Mucho tiempo atrás, el ordenador de la nave estelar Basílica había gobernado el planeta Armonía durante cuarenta millones de años. Ahora velaba por una población mucho menor, y también era menor su capacidad de intervención. Pero el planeta que cuidaba era la Tierra, antigua cuna de la especie humana.
La nave Basílica había llevado a un grupo de humanos de retorno al hogar. Dos nuevas especies habían alcanzado la cima de su capacidad intelectual durante la ausencia de la humanidad. Ahora los tres pueblos compartían un vasto macizo de altas montañas, valles exuberantes y un clima que variaba más con la elevación del terreno que con la latitud.
Los cavadores se llamaban a sí mismos gente del suelo y abrían túneles subterráneos que desembocaban en troncos de árboles ahuecados. Los ángeles eran la gente del cielo, y construían nidos en los árboles y se colgaban de las ramas cabeza abajo para dormir, para deliberar y para enseñar. Los humanos eran la gente media, pues vivían en casas sobre la superficie del terreno.
No había ciudades cavadoras sin casas humanas encima, ni aldeas de ángeles sin las cámaras amuralladas de las cuevas artificiales de la gente media debajo. Los extensos conocimientos que los humanos habían traído consigo desde el planeta Armonía eran ínfimos en comparación con los que sus antepasados habían reunido en la Tierra antes de su exilio, hacía cuarenta millones de años. Ahora, incluso eso se había perdido, pero lo que quedaba era tan superior a los conocimientos de la gente del suelo y la gente del cielo que la gente media, dondequiera que viviese, gozaba de gran poder y ascendencia.
En el cielo, el ordenador de la nave Basílica no olvidaba nada, y se valía de los satélites que había puesto en órbita alrededor de la Tierra para observar, reunir datos y memorizar todo lo que aprendía.
Y no estaba solo en su tarea. En la nave vivía una mujer llegada a la Tierra con los primeros colonos, pero que luego, vestida con el manto de capitana, había regresado al cielo, para dormir durante muchos años y despertar de vez en cuando. El manto mantenía la salud de su cuerpo, así que la muerte tardaría en visitarla, si alguna vez llegaba a sorprenderla. Ella recordaba todo cuanto le importaba; recordaba a gente que había vivido y muerto hacía tiempo. Nacimiento, vida y muerte: lo había visto tantas veces que apenas reparaba en ello. Para ella sólo existían las generaciones, las estaciones de su jardín, árboles y hierba y gente que se levantaba y caía, se levantaba y caía.

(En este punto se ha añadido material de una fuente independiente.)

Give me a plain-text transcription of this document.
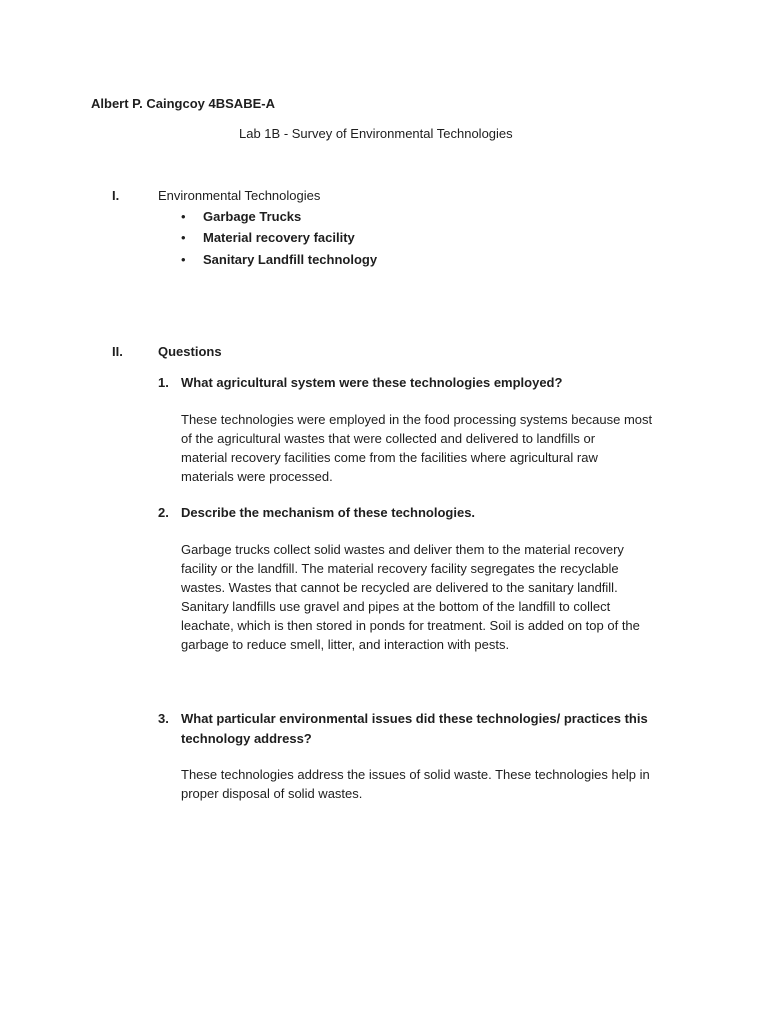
Albert P. Caingcoy 4BSABE-A
Lab 1B - Survey of Environmental Technologies
I.	Environmental Technologies
• Garbage Trucks
• Material recovery facility
• Sanitary Landfill technology
II.	Questions
1. What agricultural system were these technologies employed?
These technologies were employed in the food processing systems because most
of the agricultural wastes that were collected and delivered to landfills or
material recovery facilities come from the facilities where agricultural raw
materials were processed.
2. Describe the mechanism of these technologies.
Garbage trucks collect solid wastes and deliver them to the material recovery
facility or the landfill. The material recovery facility segregates the recyclable
wastes. Wastes that cannot be recycled are delivered to the sanitary landfill.
Sanitary landfills use gravel and pipes at the bottom of the landfill to collect
leachate, which is then stored in ponds for treatment. Soil is added on top of the
garbage to reduce smell, litter, and interaction with pests.
3. What particular environmental issues did these technologies/ practices this
technology address?
These technologies address the issues of solid waste. These technologies help in
proper disposal of solid wastes.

En la Tierra quedaban pocos recuerdos. Desde el retorno de los humanos se habían salvaguardado dos libros, escritos en delgadas planchas de metal. Uno estaba en manos del rey de los nafari, y se legaba de rey en rey. El otro, menos voluminoso, se había legado al hermano del primer rey, y de él a sus hijos, que no eran reyes, ni siquiera hombres famosos, hasta que al fin, el último de ese linaje, ya incapaz de leer la antigua escritura, entregó el libro de metal más pequeño al hombre que era rey en sus tiempos. Sólo en las páginas de esos libros constaba un recuerdo que perduraba inmutable, de año en año.

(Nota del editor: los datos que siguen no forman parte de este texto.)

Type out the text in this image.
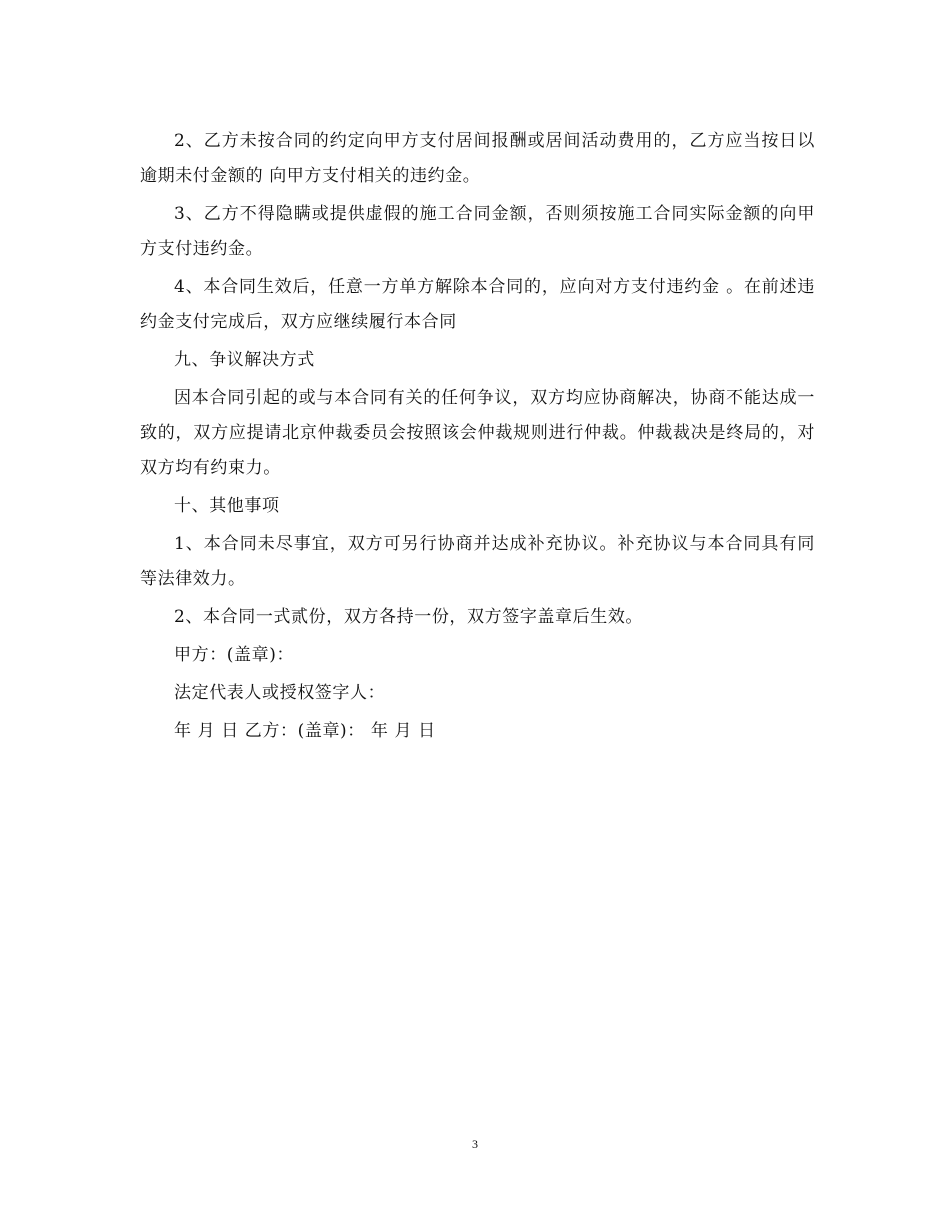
2、乙方未按合同的约定向甲方支付居间报酬或居间活动费用的，乙方应当按日以逾期未付金额的 向甲方支付相关的违约金。

3、乙方不得隐瞒或提供虚假的施工合同金额，否则须按施工合同实际金额的向甲方支付违约金。

4、本合同生效后，任意一方单方解除本合同的，应向对方支付违约金 。在前述违约金支付完成后，双方应继续履行本合同

九、争议解决方式

因本合同引起的或与本合同有关的任何争议，双方均应协商解决，协商不能达成一致的，双方应提请北京仲裁委员会按照该会仲裁规则进行仲裁。仲裁裁决是终局的，对双方均有约束力。

十、其他事项

1、本合同未尽事宜，双方可另行协商并达成补充协议。补充协议与本合同具有同等法律效力。

2、本合同一式贰份，双方各持一份，双方签字盖章后生效。

甲方：(盖章)：

法定代表人或授权签字人：

年 月 日 乙方：(盖章)： 年 月 日

3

En el corazón de aquellos libros, en las profundidades de los archivos de la nave y en la memoria de esa mujer, el principal recuerdo era que los seres humanos habían regresado a la Tierra, convocados por una entidad que no comprendían y que llamaban Guardián de la Tierra. La voz del Guardián no era clara, ni el Guardián resultaba tan inteligible como el ordenador de la nave en los tiempos en que lo llamaban Alma Suprema y la gente lo adoraba como a un dios, El Guardián hablaba por medio de sueños, y aunque muchos captaban aquellos sueños, y muchos creían que significaban algo, sólo unos cuantos sabían quién los había enviado, o lo que el Guardián deseaba de la gente de la Tierra.